Pour les entreprises africaines, et en particulier leurs directions RH, cette actualité ne peut être perçue comme un simple fait divers du monde de la finance. Elle porte des enseignements fondamentaux sur la manière de piloter durablement la transformation des organisations.
- Adapter les stratégies RSE aux contextes locaux : les normes internationales, bien qu’inspirantes, ne sont pas toujours compatibles avec les réalités réglementaires, économiques ou sociales du continent africain. Les DRH doivent veiller à ce que les engagements RSE soient pragmatiques, alignés sur les priorités nationales, sectorielles, voire régionales. La crédibilité de l’engagement passe aussi par sa faisabilité.
- Miser sur la gouvernance interne : Munich Re illustre l’intérêt d’une gouvernance climatique ancrée dans la structure même de l’entreprise. Pour les DRH, cela signifie intégrer la durabilité dans les processus RH : recrutement de profils green, inclusion d’indicateurs RSE dans les entretiens annuels, évaluation de l’impact carbone des mobilités professionnelles, etc.
- Former aux enjeux climatiques et réglementaires : la multiplication des textes législatifs (CSRD en Europe, taxonomies, normes ISSB…) impacte aussi les filiales africaines de groupes internationaux. Il devient crucial de développer des modules de formation interne pour sensibiliser les équipes RH, juridiques et opérationnelles à ces enjeux. La conformité climatique devient un terrain d’expertise RH.
- Prévenir les risques de réputation : l’écoblanchiment (greenwashing) reste une menace pour les entreprises affichant des ambitions climatiques non suivies d’actions concrètes. Les DRH jouent un rôle central pour assurer la cohérence entre les promesses de l’organisation et la réalité vécue par les collaborateurs. Cette vigilance est essentielle pour maintenir la confiance interne et externe.
Vers une finance durable plus réaliste
Le cas Munich Re révèle un besoin urgent de réinventer les mécanismes de gouvernance climatique. Les engagements volontaires, sans contrôle ni pilotage adapté, peinent à produire un changement mesurable. Les entreprises doivent aujourd’hui passer d’une logique de conformité symbolique à une logique de transformation intégrée, mesurable et opérationnelle.

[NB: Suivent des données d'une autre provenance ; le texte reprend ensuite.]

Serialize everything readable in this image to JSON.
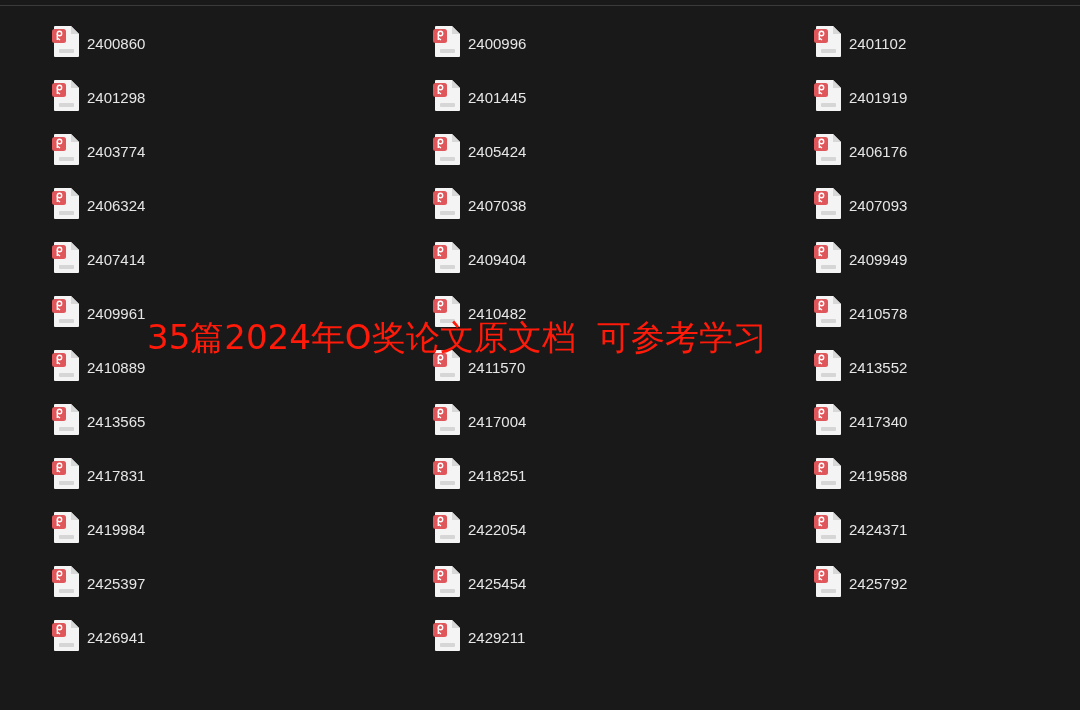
{
  "files": [
    {
      "name": "2400860"
    },
    {
      "name": "2400996"
    },
    {
      "name": "2401102"
    },
    {
      "name": "2401298"
    },
    {
      "name": "2401445"
    },
    {
      "name": "2401919"
    },
    {
      "name": "2403774"
    },
    {
      "name": "2405424"
    },
    {
      "name": "2406176"
    },
    {
      "name": "2406324"
    },
    {
      "name": "2407038"
    },
    {
      "name": "2407093"
    },
    {
      "name": "2407414"
    },
    {
      "name": "2409404"
    },
    {
      "name": "2409949"
    },
    {
      "name": "2409961"
    },
    {
      "name": "2410482"
    },
    {
      "name": "2410578"
    },
    {
      "name": "2410889"
    },
    {
      "name": "2411570"
    },
    {
      "name": "2413552"
    },
    {
      "name": "2413565"
    },
    {
      "name": "2417004"
    },
    {
      "name": "2417340"
    },
    {
      "name": "2417831"
    },
    {
      "name": "2418251"
    },
    {
      "name": "2419588"
    },
    {
      "name": "2419984"
    },
    {
      "name": "2422054"
    },
    {
      "name": "2424371"
    },
    {
      "name": "2425397"
    },
    {
      "name": "2425454"
    },
    {
      "name": "2425792"
    },
    {
      "name": "2426941"
    },
    {
      "name": "2429211"
    }
  ],
  "overlay_caption": "35篇2024年O奖论文原文档  可参考学习"
}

Cette évolution concerne aussi les ressources humaines. Les politiques RH doivent devenir le prolongement naturel de la stratégie durable de l’entreprise. Cela implique de redéfinir les critères de performance, d’intégrer les enjeux climat dans les plans de mobilité interne, et de créer des parcours professionnels orientés vers la transition écologique.
De nombreuses entreprises africaines s’engagent déjà dans cette voie. Des groupes du secteur de l’énergie, de l’agriculture ou des télécoms expérimentent des dispositifs innovants : bilans carbone internes, mobilité douce pour les salariés, programmes de sensibilisation communautaire, etc. Ces pratiques doivent désormais être mieux valorisées, mutualisées et structurées.

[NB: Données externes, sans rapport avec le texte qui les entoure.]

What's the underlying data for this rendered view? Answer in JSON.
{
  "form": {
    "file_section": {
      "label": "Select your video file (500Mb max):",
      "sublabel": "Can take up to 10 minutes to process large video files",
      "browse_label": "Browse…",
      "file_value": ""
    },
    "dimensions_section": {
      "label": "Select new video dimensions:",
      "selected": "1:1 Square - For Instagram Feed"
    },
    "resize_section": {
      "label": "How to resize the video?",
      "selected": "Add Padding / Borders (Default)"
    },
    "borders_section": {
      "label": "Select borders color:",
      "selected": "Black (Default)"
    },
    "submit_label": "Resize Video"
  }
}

Le rôle-clé des DRH dans la transition écologique
Dans un monde où l’incertitude juridique, l’instabilité politique et la pression sociale coexistent, les DRH doivent devenir des architectes de la durabilité. Leur rôle ne se limite plus à gérer les talents, mais s’étend à la construction d’un cadre de travail compatible avec les impératifs environnementaux.
Cela suppose d’anticiper les mutations des métiers liés au climat (analystes ESG, responsables conformité durable, ingénieurs bas carbone…), de préparer les reconversions nécessaires, et de créer des politiques d’incitation interne cohérentes avec les trajectoires écologiques de l’entreprise.

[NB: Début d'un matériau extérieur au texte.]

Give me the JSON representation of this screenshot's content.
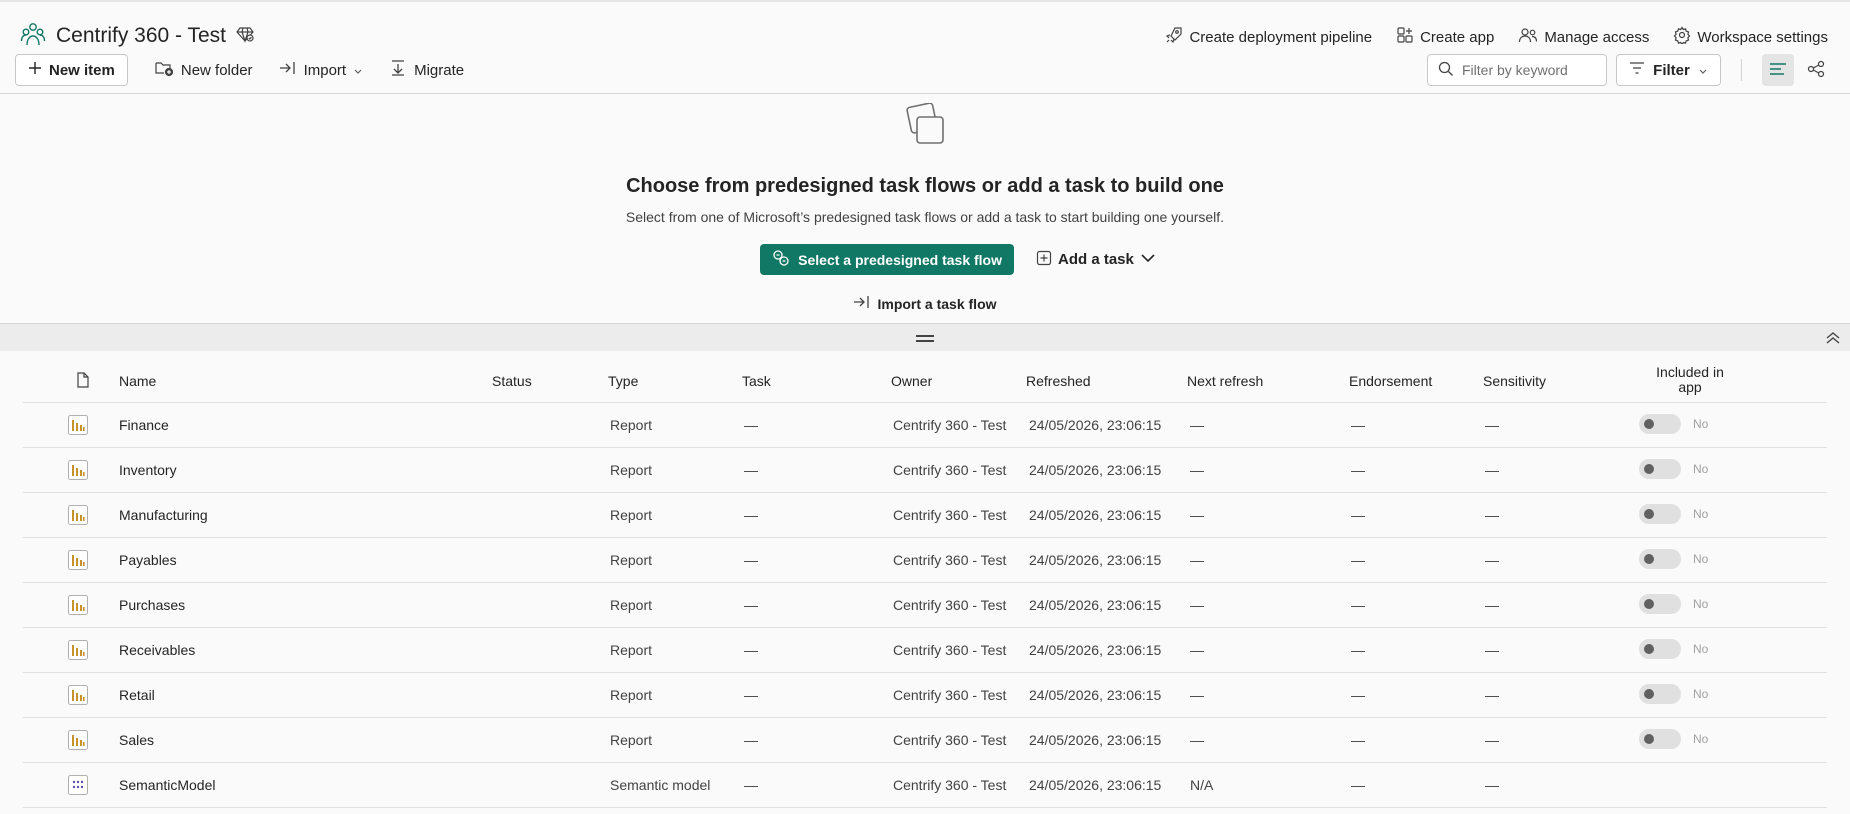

Le désengagement de Munich Re des grandes coalitions climatiques n’est pas un simple fait de conjoncture. Il reflète une transition de phase : celle d’un monde où l’impact devient plus important que l’affichage, où la robustesse de la stratégie interne supplante l’appartenance à des clubs internationaux.
La question n’est donc plus seulement de savoir avec qui on s’engage pour le climat, mais comment on le fait concrètement. Pour les DRH africains, le défi est clair : construire des politiques RH résilientes, crédibles et stratégiquement alignées avec une durabilité exigeante, mais réaliste.